Wahlkampf gegen türkische Demokratie in Deutschland?
Fritz Goergen
Wenn die Bundesregierung türkische Regierungsmitglieder in Deutschland türkischen Wahlkampf machen lässt, ist das ihre politische Entscheidung, weder eine Folge deutschen Rechts, noch des Völkerrechts.
„Die Verfassungsbeschwerde „des Herrn S… gegen das Unterlassen der Bundesregierung, die Rede des türkischen Ministerpräsidenten Yildirim am 18. Februar 2017 in Oberhausen wegen Propaganda für eine nach unserer Verfassung demokratiefeindliche Staatsform zu verbieten und gegen weitere Auftritte türkischer Regierungsmitglieder in diesem Zusammenhang einzuschreiten ist unzulässig, weil der Beschwerdeführer nicht … selbst betroffen ist.“
So weit so gut die Entscheidung des Bundesverfassungsgerichts für die Bundesregierung, aber die Begründung wird sie nicht gern lesen:
„Zwar haben Staatsoberhäupter und Mitglieder ausländischer Regierungen weder von Verfassungs wegen noch nach einer allgemeinen Regel des Völkerrechts im Sinne von Art. 25 GG einen Anspruch auf Einreise in das Bundesgebiet und die Ausübung amtlicher Funktionen in Deutschland. Hierzu bedarf es der – ausdrücklichen oder konkludenten – Zustimmung der Bundesregierung, in deren Zuständigkeit für auswärtige Angelegenheiten eine solche Entscheidung gemäß Art. 32 Abs. 1 GG fällt (vgl. BVerfGE 104, 151 <207>; 131, 152 <195>; Oberverwaltungsgericht für das Land Nordrhein-Westfalen, Beschluss vom 29. Juli 2016 – 15 B 876/16 -, juris, Rn. 15 ff.; Jarass, in: Jarass/Pieroth, GG, 14. Aufl. 2016, Art. 32 Rn. 11). Soweit ausländische Staatsoberhäupter oder Mitglieder ausländischer Regierungen in amtlicher Eigenschaft und unter Inanspruchnahme ihrer Amtsautorität in Deutschland auftreten, können sie sich nicht auf Grundrechte berufen. Denn bei einer Versagung der Zustimmung würde es sich nicht um eine Entscheidung eines deutschen Hoheitsträgers gegenüber einem ausländischen Bürger handeln, sondern um eine Entscheidung im Bereich der Außenpolitik, bei der sich die deutsche und die türkische Regierung auf der Grundlage des Prinzips der souveränen Gleichheit der Staaten (Art. 2 Nr. 1 der Charta der Vereinten Nationen) begegnen.“
In Normaldeutsch: Wenn die Bundesregierung türkische Regierungsmitglieder in Deutschland türkischen Wahlkampf machen lässt, ist das ihre politische Entscheidung, weder eine Folge deutschen Rechts, noch des Völkerrechts.
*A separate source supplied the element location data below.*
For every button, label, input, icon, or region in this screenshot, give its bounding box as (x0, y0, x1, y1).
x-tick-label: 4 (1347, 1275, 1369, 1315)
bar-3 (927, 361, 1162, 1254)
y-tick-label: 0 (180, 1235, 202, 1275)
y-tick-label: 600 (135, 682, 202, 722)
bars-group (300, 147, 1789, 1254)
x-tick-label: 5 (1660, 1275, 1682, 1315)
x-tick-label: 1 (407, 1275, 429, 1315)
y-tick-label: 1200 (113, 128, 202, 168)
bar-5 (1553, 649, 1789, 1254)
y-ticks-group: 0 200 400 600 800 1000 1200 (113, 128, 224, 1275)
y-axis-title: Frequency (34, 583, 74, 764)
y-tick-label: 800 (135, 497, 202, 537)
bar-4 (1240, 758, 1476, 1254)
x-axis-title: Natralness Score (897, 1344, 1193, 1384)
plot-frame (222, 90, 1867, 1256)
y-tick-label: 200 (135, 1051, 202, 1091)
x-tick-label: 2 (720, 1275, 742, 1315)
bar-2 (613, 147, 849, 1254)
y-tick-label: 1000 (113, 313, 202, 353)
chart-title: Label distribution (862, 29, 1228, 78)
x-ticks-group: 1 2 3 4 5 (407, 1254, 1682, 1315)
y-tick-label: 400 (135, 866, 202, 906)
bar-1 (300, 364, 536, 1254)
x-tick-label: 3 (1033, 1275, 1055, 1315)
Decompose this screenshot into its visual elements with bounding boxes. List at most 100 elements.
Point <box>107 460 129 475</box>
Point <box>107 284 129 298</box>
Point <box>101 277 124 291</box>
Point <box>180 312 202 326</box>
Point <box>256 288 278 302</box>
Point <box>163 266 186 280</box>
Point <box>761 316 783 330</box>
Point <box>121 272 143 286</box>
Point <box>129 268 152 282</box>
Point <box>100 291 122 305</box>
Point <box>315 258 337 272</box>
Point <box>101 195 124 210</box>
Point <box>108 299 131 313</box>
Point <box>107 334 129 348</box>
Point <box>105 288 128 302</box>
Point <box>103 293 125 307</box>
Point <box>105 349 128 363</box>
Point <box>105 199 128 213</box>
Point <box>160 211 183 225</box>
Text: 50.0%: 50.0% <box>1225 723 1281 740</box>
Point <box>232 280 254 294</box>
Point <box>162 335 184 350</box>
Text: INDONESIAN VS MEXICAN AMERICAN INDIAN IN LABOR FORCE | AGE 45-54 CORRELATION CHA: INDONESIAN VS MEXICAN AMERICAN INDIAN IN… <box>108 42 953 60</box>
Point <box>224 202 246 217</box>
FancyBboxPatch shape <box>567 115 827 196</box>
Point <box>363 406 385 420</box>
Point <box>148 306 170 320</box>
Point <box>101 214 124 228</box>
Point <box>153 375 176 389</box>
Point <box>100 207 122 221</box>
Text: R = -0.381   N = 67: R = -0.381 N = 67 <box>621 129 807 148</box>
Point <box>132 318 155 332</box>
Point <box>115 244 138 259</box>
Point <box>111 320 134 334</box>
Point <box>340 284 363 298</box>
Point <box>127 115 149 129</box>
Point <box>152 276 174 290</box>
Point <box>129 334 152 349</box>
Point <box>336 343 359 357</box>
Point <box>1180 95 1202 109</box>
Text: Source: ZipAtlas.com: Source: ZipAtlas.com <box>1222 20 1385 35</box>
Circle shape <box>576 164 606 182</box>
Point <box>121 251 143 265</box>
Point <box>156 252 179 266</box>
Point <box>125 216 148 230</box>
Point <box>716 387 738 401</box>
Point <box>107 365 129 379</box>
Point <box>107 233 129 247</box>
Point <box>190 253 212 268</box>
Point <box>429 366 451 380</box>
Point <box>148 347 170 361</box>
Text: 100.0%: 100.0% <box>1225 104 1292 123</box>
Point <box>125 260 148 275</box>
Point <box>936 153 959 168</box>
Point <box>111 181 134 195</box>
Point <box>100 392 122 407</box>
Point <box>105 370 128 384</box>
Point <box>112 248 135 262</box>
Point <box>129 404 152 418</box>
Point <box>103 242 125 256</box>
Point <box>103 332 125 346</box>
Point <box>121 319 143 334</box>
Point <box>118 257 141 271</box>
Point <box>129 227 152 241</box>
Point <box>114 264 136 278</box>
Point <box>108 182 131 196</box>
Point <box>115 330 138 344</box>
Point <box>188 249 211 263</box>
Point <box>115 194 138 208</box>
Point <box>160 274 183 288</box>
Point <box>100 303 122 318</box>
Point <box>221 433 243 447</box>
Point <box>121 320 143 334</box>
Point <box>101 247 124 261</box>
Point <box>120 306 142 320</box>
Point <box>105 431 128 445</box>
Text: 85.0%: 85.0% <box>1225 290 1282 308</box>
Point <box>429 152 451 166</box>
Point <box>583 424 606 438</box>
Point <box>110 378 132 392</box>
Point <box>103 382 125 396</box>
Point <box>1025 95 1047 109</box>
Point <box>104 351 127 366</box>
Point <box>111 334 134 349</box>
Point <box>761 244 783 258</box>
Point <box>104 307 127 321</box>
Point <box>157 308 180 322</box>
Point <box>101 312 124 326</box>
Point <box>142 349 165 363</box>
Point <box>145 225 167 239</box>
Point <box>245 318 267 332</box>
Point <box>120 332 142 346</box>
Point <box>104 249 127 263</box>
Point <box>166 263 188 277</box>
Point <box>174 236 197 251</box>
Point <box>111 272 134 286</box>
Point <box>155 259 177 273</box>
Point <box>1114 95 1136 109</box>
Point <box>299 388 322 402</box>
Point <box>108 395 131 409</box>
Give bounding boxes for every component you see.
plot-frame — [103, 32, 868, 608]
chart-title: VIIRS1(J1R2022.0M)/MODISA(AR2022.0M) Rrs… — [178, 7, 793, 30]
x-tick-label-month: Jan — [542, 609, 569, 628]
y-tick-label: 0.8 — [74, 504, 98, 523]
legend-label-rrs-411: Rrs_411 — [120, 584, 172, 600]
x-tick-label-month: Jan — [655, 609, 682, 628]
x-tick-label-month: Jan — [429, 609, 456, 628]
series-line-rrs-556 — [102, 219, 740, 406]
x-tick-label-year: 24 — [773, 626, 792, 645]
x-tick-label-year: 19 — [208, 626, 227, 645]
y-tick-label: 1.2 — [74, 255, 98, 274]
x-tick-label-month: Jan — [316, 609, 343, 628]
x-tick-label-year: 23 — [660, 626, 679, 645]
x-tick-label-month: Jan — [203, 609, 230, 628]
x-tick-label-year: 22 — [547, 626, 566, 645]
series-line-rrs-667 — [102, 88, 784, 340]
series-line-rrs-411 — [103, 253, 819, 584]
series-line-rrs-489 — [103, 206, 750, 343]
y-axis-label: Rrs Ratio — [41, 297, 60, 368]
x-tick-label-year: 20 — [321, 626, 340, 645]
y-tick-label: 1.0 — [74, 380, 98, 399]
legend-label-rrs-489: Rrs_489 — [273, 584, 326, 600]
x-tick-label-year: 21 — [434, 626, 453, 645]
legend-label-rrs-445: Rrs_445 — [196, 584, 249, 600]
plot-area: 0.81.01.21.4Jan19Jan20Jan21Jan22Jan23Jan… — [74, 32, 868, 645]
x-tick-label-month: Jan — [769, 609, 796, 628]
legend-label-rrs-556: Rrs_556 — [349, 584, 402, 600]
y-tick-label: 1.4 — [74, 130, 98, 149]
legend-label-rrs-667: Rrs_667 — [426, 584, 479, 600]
Die deutsche Politik wird sich entscheiden müssen, ob sie Wahlpropaganda für das türkische Ermächtigungsgesetz in Deutschland zulässt. Denn darum handelt es sich, nicht um ein „Präsidialsystem“. In der Türkei wird über die Abschaffung von Demokratie und Rechtsstaat abgestimmt. So viel deutsche Geschichte sollten Politiker und Journalisten draufhaben.
Und noch etwas: Die Bundesregierung überläßt es den Bürgermeistern und Chefs der lokalen Verwaltung, mit konstruierten Verboten wegen Brandschutz und anderen an den Haaren herbeigezogene Gründen die Versammlungen zu stoppen.
Es wäre Aufgabe der Bundesregierung. Sie ist mal wieder abgetaucht.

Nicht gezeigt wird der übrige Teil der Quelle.